Why involuntary treatment for addiction is a dangerous idea

“When I first started out in addiction medicine to now, I thought that this made sense as a last-ditch approach [involuntary commitment]. But my thinking has changed as I’ve seen the clear evidence of its lack of benefit and heard stories and observed data indicating its harm. I also know intimately the feeling of powerlessness that comes with being a close family member to someone dealing with addiction. When I see medical professionals and loved ones reaching to involuntary treatment as a solution, I know it is out of a desperate wish to do something, anything, to respond to the human suffering of watching someone you care for struggle with addiction in a broader system and context that is fragmented seemingly beyond repair. But rather than lean into broken strategies, we can put that compassion and urgency into effective, bold, and brave solutions to finally bend the arc of the overdose epidemic and save lives. [..]

Data from other countries comparing compulsory treatment to voluntary medication treatment shows rapid recurrence of opioid use after release from these centers. A systematic review of involuntary treatment found no evidence of benefit and a suggestion of potential harm. Here in Massachusetts, observational data from the public health department found that the risk of fatal overdose was twice as high after Section 35 [a law instituted in the 1970’s that allows people deemed at imminent risk of harm from their substance use to be sent against their will to “treatment”] as opposed to voluntary treatment. In addition, the risk of fatal overdose is 120 times higher among people recently released from correctional settings, largely due reduced tolerance to opioids and a failure to initiate effective medication treatment.

Studies used as evidence of mandated treatment’s success often look to drug courts, which are a frequently proposed model for mandating treatment. However, drug courts are also problematic in their design. Indeed, Physicians for Human Rights published a sobering report in 2017 titled “Neither Justice Nor Treatment: Drug Courts in the United States,” which found that drug courts often mandate treatment to people who don’t actually have substance use disorder who are arrested on drug-related charges and then fail to provide high quality addiction care to the individuals who do need it.

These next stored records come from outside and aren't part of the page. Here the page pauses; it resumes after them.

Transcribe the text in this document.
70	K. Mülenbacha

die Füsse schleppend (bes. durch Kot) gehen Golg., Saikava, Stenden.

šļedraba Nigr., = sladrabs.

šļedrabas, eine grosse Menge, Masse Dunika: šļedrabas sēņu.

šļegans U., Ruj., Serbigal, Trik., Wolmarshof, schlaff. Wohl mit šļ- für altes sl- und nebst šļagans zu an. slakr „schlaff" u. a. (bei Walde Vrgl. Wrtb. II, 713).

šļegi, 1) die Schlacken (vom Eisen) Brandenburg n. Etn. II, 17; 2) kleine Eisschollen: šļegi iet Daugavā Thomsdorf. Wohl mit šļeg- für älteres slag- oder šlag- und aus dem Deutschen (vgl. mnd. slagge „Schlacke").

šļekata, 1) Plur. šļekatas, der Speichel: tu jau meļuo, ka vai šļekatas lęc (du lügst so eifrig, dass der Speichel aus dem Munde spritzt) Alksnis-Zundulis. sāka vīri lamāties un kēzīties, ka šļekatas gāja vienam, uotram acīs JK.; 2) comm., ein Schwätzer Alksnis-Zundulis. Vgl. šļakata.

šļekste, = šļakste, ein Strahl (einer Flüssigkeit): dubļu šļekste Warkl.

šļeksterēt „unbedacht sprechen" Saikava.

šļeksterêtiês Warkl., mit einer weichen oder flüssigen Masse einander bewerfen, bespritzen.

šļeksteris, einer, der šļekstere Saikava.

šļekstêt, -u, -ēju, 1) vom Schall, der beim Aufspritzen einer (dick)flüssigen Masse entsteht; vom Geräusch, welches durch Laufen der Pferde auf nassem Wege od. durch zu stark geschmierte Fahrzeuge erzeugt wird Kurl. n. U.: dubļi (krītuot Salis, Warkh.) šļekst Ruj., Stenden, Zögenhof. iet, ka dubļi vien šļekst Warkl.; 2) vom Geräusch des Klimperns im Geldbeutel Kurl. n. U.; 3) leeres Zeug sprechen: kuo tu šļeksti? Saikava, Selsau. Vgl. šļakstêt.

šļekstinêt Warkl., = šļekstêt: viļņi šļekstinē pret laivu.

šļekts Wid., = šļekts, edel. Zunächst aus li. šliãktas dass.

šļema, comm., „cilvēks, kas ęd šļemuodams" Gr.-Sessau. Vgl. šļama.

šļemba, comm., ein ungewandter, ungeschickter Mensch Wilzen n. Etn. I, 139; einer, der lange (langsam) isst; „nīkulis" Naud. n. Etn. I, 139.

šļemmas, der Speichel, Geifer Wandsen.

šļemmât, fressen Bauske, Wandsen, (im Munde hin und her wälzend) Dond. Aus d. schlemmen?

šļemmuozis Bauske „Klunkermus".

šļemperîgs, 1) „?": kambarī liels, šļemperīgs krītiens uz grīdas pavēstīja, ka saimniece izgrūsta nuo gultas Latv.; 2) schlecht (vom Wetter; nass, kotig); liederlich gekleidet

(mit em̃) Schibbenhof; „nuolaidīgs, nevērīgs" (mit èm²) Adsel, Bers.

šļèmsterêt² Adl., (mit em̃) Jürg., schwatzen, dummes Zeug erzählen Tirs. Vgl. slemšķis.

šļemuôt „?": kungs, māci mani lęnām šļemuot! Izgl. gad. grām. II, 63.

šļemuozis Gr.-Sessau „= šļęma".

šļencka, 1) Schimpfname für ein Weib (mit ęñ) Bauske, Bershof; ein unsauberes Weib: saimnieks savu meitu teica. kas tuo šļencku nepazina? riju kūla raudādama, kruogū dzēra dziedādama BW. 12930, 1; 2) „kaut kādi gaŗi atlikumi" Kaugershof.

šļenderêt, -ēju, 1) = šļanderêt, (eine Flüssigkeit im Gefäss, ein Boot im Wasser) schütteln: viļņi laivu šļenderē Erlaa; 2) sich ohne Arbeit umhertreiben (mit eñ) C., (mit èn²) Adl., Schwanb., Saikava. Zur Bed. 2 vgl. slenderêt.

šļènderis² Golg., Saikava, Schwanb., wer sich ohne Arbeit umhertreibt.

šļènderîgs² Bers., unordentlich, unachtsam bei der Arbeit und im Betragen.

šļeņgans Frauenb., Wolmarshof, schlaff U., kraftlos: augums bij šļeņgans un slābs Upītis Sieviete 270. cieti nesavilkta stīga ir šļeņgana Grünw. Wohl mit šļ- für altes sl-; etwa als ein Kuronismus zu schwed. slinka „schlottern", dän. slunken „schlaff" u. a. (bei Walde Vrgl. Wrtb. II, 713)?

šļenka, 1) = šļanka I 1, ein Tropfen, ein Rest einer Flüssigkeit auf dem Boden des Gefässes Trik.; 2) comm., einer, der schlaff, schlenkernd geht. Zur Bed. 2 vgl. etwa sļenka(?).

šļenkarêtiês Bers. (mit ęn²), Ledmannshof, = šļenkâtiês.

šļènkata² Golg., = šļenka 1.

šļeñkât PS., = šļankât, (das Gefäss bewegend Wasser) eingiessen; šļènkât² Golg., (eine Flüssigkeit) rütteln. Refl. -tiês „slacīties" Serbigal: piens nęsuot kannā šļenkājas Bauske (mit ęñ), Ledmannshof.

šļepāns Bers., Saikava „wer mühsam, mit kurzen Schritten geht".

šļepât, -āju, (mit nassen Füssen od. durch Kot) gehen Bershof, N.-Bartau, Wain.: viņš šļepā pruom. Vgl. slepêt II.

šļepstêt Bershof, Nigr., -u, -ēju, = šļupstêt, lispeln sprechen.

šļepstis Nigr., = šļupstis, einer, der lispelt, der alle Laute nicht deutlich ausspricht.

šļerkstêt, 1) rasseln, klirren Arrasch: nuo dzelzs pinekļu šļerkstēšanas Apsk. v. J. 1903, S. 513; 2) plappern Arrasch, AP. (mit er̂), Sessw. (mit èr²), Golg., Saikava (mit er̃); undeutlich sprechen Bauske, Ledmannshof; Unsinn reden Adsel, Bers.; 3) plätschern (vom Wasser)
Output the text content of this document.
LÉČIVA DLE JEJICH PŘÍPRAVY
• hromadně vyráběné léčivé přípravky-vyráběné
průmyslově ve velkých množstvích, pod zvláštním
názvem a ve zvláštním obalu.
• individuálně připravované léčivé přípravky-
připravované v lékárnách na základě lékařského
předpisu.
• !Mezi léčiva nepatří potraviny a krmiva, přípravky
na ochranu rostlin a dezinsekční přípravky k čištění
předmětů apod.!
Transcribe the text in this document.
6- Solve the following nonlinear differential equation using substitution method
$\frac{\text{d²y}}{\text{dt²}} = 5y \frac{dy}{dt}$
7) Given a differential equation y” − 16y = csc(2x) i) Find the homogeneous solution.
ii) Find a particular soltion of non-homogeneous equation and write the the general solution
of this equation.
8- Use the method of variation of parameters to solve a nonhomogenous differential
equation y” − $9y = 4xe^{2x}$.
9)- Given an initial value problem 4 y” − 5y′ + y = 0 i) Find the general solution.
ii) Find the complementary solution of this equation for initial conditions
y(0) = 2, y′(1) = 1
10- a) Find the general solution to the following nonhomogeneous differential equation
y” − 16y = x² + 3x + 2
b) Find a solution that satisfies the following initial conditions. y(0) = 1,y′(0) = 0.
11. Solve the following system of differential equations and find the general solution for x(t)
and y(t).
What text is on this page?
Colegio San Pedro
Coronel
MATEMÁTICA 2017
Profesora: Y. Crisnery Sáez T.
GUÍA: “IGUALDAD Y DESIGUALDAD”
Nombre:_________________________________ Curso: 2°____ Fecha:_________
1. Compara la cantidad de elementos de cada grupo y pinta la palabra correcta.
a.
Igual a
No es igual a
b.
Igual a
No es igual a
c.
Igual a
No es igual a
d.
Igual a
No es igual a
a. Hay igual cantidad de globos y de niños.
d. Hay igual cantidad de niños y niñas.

Other studies have attempted to compare outcomes between people who report they were mandated by probation or parole to treatment — often to 21- or 28-day residential programs which themselves have limited evidence of benefit — with those there voluntarily. But these studies have a foundational problem: The group there under coercion is often different, with fewer consequences from drug use and lower rates of drug use disorder. Regardless of how the data is analyzed, the fatal flaw here is the idea of forcing residential “rehab” on individuals with minimal substance-use related consequences under threat of imprisonment.

[..] the definition of addiction is compulsively using a substance despite bad things happening to you. And substance use is a powerful coping mechanism for when things are going terribly. So why would making someone’s life worse, making them feel even more beaten down, help someone get well? Putting addiction aside, think about the last time you made a big change, like starting an exercise routine or making a relationship decision. Did you have the wherewithal to do that on a day when you were feeling exhausted and stressed and hopeless? Probably not. Now magnify that by a thousand. If someone is using chaotically because of trauma and their use has worsened in the context of homelessness, forcibly removing the drug use is not the solution. Giving that person hope, treating them with kindness and compassion, hearing what they need, and partnering with them on whatever they think might make their life better is what actually helps.

The other problem with focusing on and funding expansion of involuntary commitment for substance use disorder is that we have huge numbers of people who want treatment and aren’t able to access it.

The evidence is quite clear that addiction is a treatable health condition, and what works is voluntary, welcoming, low-barrier treatment that includes a range of options based on science, delivered with compassion, and centered on and driven by patients. Before pouring money into filling prison cells reformed as “treatment beds,” why not fund and expand models that have decades of evidence? Rather than spend money to renovate and staff departments of correction, let’s invest in supportive housing, low-threshold bridge clinics, hospital-based addiction consult teams, expanded harm reduction services, and training programs for physicians and other healthcare providers to become addiction specialists. Rather than put more people in carceral settings, why not invest in community revitalization projects, economic opportunity, building resilience in youth, and addressing neighborhood blight?

At the end of the day the seemingly opposed viewpoints on involuntary treatment are more aligned than they might seem, rooted in a wish to respond to the overdose crisis and to the individual humans at greatest risk of harm. For most, this is a disagreement of compassion.”